Chris Carr

Drury Panthers
- Title: Assistant coach
- Conference: Great Lakes Valley Conference

Personal information
- Born: March 12, 1974 (age 52) Ironton, Missouri, U.S.
- Listed height: 6 ft 6 in (1.98 m)
- Listed weight: 220 lb (100 kg)

Career information
- High school: Arcadia Valley (Ironton, Missouri)
- College: Southern Illinois (1992–1995)
- NBA draft: 1995: 2nd round, 56th overall pick
- Drafted by: Phoenix Suns
- Playing career: 1995–2003
- Position: Shooting guard
- Number: 8, 43
- Coaching career: 2010–present

Career history

Playing
- 1995–1996: Phoenix Suns
- 1996–1999: Minnesota Timberwolves
- 1999: New Jersey Nets
- 1999: Golden State Warriors
- 2000: Chicago Bulls
- 2000–2001: Boston Celtics
- 2001–2002: AEK Athens
- 2002–2003: Lavovi 063

Coaching
- 2010–2015: Eden Prairie HS
- 2015–2021: Kansas State (women's) (assistant)
- 2021–present: Drury (assistant)

Career highlights
- As player: Greek League All-Star (2002); MVC Player of the Year (1995); First-team All-MVC (1995); MVC Tournament MVP (1995);

Career NBA statistics
- Points: 1,988 (6.7 ppg)
- Rebounds: 658 (2.2 rpg)
- Assists: 294 (1.0 apg)
- Stats at NBA.com
- Stats at Basketball Reference

= Chris Carr (basketball) =

American basketball player (born 1974)

Christopher Dean Carr (born March 12, 1974) is an American former professional basketball player and current assistant basketball coach at Drury University. During his professional career, Carr competed in the 1997 edition of the NBA Slam Dunk Contest, where he reached the final round before losing to Kobe Bryant.

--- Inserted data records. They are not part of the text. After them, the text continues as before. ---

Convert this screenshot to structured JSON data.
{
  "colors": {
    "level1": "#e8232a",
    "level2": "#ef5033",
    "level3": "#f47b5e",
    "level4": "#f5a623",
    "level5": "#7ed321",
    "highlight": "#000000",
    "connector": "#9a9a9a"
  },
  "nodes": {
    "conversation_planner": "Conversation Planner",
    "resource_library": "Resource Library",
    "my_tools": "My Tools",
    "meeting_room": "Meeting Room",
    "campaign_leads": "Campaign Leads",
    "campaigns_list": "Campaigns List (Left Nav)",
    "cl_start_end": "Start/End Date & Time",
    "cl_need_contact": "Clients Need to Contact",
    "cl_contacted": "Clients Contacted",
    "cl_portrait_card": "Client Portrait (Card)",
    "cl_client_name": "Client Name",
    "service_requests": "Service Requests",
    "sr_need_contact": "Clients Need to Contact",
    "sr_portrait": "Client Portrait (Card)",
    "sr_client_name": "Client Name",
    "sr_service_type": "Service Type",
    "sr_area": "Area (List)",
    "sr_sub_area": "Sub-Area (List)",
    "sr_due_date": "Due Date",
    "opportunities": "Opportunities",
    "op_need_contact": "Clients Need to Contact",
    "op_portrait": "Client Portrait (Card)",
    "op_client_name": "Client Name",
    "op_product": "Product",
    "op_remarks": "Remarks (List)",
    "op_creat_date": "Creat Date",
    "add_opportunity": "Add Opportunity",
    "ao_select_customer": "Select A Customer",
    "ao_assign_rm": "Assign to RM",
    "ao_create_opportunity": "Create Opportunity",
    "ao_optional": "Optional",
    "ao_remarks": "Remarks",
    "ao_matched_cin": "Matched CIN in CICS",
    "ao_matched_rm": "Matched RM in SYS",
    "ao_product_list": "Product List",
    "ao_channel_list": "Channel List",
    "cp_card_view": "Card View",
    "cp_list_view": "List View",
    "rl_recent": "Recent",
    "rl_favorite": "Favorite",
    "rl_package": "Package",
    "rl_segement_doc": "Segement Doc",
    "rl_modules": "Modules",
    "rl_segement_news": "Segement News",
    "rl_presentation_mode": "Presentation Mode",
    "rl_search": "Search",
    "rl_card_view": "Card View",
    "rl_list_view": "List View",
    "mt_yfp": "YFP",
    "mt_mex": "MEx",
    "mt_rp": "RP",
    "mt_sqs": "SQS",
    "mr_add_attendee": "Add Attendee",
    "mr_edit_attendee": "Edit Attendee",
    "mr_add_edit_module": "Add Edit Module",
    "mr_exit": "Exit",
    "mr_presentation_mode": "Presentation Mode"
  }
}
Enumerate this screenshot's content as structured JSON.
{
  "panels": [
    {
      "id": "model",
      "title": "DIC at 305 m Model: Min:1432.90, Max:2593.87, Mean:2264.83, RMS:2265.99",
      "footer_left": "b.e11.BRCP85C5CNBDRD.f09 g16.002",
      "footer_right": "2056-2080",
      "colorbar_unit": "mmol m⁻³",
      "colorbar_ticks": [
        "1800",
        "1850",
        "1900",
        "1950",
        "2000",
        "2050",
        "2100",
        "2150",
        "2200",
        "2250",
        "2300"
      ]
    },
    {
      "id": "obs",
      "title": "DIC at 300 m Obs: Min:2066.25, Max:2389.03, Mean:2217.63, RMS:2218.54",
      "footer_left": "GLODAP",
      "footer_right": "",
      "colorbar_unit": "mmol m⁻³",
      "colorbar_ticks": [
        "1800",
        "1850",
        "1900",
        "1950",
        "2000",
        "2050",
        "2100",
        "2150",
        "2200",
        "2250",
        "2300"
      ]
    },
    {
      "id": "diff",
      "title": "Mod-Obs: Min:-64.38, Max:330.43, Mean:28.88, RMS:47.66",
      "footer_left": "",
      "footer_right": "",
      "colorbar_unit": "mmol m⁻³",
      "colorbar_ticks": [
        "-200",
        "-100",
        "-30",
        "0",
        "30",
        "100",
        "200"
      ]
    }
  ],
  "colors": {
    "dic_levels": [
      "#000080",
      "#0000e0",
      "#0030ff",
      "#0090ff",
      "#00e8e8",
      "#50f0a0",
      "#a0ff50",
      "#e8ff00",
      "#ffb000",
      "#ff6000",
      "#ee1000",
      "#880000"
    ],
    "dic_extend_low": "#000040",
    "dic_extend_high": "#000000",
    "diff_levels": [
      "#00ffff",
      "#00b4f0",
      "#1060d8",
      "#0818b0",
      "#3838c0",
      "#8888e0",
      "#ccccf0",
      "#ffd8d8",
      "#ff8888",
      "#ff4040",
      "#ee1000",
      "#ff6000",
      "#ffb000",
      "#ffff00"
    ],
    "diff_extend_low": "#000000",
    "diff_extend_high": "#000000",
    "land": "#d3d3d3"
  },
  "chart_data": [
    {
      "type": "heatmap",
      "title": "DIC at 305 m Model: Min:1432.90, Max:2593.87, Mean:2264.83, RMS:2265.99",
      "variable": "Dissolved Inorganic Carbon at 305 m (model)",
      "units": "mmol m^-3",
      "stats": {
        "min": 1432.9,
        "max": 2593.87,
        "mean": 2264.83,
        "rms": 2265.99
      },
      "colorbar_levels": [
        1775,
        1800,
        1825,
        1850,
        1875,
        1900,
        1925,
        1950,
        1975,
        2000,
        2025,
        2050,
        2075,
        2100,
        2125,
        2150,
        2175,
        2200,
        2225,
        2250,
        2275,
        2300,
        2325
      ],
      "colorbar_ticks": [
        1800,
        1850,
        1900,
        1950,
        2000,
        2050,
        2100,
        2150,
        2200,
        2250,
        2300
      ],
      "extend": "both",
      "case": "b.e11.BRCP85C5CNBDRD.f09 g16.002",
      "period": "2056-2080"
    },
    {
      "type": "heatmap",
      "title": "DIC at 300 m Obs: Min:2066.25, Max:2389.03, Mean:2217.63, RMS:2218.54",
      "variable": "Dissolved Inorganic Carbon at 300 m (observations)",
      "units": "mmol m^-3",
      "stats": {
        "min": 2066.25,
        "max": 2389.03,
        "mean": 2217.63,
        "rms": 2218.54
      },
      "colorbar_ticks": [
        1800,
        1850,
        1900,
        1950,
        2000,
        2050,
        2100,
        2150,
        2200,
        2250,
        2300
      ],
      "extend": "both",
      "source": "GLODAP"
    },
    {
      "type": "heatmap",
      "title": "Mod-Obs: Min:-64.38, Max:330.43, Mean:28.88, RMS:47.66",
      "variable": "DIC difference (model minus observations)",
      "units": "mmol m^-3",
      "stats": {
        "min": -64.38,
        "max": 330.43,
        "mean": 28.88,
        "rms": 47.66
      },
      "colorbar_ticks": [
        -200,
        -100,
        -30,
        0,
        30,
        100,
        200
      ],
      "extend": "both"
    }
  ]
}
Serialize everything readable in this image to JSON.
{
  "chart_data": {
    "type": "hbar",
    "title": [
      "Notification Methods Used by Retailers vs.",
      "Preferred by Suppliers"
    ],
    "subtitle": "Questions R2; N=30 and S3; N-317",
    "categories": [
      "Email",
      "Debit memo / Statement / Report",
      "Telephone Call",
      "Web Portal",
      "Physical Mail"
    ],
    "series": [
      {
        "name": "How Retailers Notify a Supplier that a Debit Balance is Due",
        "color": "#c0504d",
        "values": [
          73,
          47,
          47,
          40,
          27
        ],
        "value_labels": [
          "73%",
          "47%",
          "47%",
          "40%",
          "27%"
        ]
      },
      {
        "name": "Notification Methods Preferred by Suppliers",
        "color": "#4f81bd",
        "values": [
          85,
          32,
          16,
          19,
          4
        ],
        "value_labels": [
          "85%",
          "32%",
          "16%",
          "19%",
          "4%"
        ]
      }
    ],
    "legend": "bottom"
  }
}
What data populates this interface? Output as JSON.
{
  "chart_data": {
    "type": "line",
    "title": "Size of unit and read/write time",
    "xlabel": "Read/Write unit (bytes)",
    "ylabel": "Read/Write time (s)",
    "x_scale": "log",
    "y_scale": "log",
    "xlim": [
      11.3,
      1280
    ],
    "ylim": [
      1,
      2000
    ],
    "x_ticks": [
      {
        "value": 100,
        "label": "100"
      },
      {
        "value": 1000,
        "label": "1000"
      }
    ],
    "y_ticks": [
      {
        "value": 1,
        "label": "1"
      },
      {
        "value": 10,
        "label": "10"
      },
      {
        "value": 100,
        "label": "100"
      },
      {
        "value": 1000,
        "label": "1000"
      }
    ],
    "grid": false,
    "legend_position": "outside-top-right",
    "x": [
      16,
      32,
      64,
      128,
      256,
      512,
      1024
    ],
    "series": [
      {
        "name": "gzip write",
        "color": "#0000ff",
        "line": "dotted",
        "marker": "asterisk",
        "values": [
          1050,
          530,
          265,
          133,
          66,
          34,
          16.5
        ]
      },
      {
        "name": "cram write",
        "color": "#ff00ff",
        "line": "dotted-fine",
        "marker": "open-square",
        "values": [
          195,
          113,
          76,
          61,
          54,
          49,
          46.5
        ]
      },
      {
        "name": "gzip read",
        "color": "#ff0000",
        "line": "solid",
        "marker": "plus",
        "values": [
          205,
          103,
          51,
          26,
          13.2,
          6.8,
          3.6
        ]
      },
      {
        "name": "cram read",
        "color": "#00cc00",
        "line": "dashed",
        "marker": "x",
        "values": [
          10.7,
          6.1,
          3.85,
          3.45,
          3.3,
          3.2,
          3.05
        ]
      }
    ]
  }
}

Carr has a son, Cameron Carr, who plays in the NBA for the Los Angeles Lakers.

==Early life==
Carr attended Arcadia Valley High School, in Ironton, Missouri, where he played high school basketball.

==College career==
Carr played college basketball for the Southern Illinois Salukis, from 1992 to 1995. He won the MVC Tournament championship in 1994 and 1995. He was also a Missouri Valley Conference Tournament All-Tournament Team selection in both 1994 and 1995.

Carr was also the Missouri Valley Conference Tournament's MVP in 1995. In 1995, Carr was also the Missouri Valley Conference's scoring leader, with a scoring average of 22.0 points per game. He was also named the 1995 Missouri Valley Conference Player of the Year.

Carr was inducted into the Southern Illinois Salukis Hall of Fame in 2006.

==Professional career==
Carr was selected by the Phoenix Suns, in the second round of the 1995 NBA draft, with the 56th overall draft pick. In 1997 he competed in and subsequently lost in the 1st round of the NBA Slam Dunk competition. He played six seasons in the NBA, with the Phoenix Suns, Minnesota Timberwolves, New Jersey Nets, Golden State Warriors, Chicago Bulls and Boston Celtics. After that, he played professionally in the Greek Basket League with AEK Athens, and with the Serbian and Montenegrin League club Lavovi 063.

==Coaching career==
After he retired from playing professional club basketball, Carr began working as a basketball coach. In 2003, he created a basketball training academy called 43 Hoops, located in Hopkins, Minnesota. From 2010 to 2015, he worked as the head coach of Eden Prairie High School's girls varsity. He had a win/loss record of 106–34.

He then worked as an assistant coach with the Kansas State Women's Wildcats, from 2015 to 2021. After that, he began working as an assistant coach with the Drury Men's Panthers, in 2021.